Some Food For Thought...
Are swing thoughts destroying your golf game?
As a golf coach, do you wonder what your client is thinking about when struggling with a golf lesson? As a player, how often have you asked yourself the same question after playing a poor shot! Your thought process in the SECONDS before, during and after execution frequently undermine your ability to perform both in practice and on course. So who's driving the bus here? You or someone else? Is there nothing you can do to take control? What IS the focus of your attention whilst executing a golf shot and HOW do you control it consistently? Where do you think it should be? Swing, body, club head, ball, water, trees, bunker, birdie, outcome or possibly the Target.
Attentional Focus lies at the heart of thinking, vision, auditory and your other senses. Whilst awake we are always attending to something and our attentional focus is analogous to the lens of a film projector. The film running through it, usually at an high speed, comprises of information from your external senses and internal thoughts. Many can spend their lives feeling like observers of the film being "projected" rather than understanding how to take active control over what is being projected and become, instead, the director of their movie and hence their reality.
Whether playing a musical instrument, driving a car, riding a bike or making a sandwich physical flow exists when we allow our non-conscious mind to manage our physical actions. Flow exists in ALL life tasks when we remove the conscious mind from any attempt to control our physical actions. So what is the conscious mind doing whilst we perform those tasks? It can be anywhere in time and place. We don't need to control our attention to carry out those tasks as we rely on procedural memories which were practiced, mastered and put safely into storage for recall when needed.
Just imagine if you could build similar procedural memories you could call upon for your golf swing and putting stroke without doubting your ability to carry out the task? This is just one benefit of learning Target Oriented Golf. The primary psychological difference when playing a golf shot is you need a Single Pointed Concentration and control what you pay attention to for it critically influences our ability to perform the task consistently and accurately.

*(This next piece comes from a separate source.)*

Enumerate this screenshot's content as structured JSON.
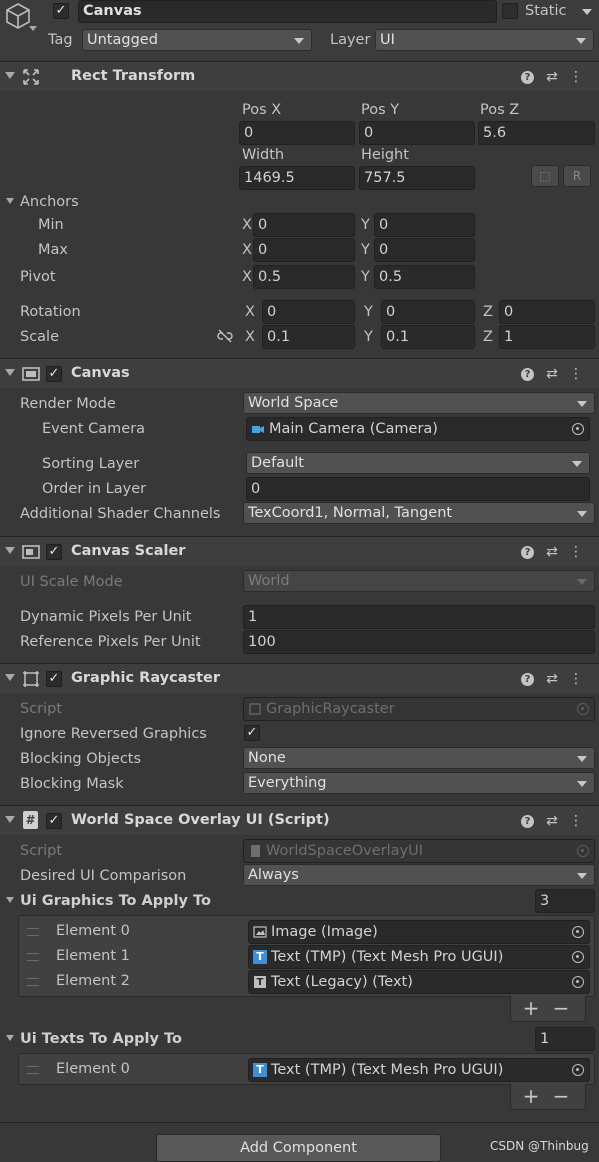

If you are not thinking about Target as you execute a shot for example, what are you CHOOSING to think about and why? If you could look at the Target where would you focus your attention?
What makes golf such a challenge psychologically is we have to look away from our intended target just prior to execution. This is where the problems begin for the vast majority of golfers for they remove their eyes AND attention from Target. Clearly, at the MOMENT of execution we wish to experience physical Flow with no conscious control of our actions but how can this be achieved if the golfer is now looking at the ball and thinking about HOW to control the club? It clearly can not. Yet many Professional golfers still strive for elusive performance whilst insisting on having a swing thought! So what chance the amateur? The elite do attempt to overcome this lack of attentional focus and will do the best with the skills they have.
"Grinding" can salve the conscience but it can also kill golf performance.In golf, just as in any sport where an athlete has time to 'think' before they execute, what happens at execution is significantly influenced by what an athlete CHOOSES to think about PRIOR to this moment. This is often where a golfer is told to stop 'strategizing' (think box/play box) but it does not also mean that significant tasks such as state management, physical alignment and attentional focus do not require deliberate conscious attention during this period of preparation time. Some coaches and psychologists advocate 'thinking less'. This is impossible and simply creates a void in which erroneous thought floods. You will then be 'out of control' at that moment in time rather than 'in control' of your process. It's not enough to advocate just a simplistic think box/play box strategy. You need a think box, then Attentional Focus.
Unfortunately, for many golfers, performance does not manifest itself regularly due to erroneous 'thinking' about how to control their physical actions at execution with a conscious 'swing thought' due to the way the game is taught and practiced. When will you ever trust in competition that which you constantly strive to control in practice? If the swing is not the focus of the golfers' conscious mind when playing on course, it will often be replaced with some outcome oriented event like score, water, don't hit it left etc hence the "advice" being offered to "not think" as you prepare to execute may sound like a better alternative for some than thinking. Too much thinking is not the problem however. That is pure nonsense. It should be evident, erroneous thinking lies at the heart of your poor performances.
If you struggle with the game of golf, irrespective of how much you 'grind', it may be time for you to switch focus from your technique and begin to understand HOW to TRUST it. When you understand the relationship between vision, thought and action you give up control of your body and gain real control of your Attentional Focus.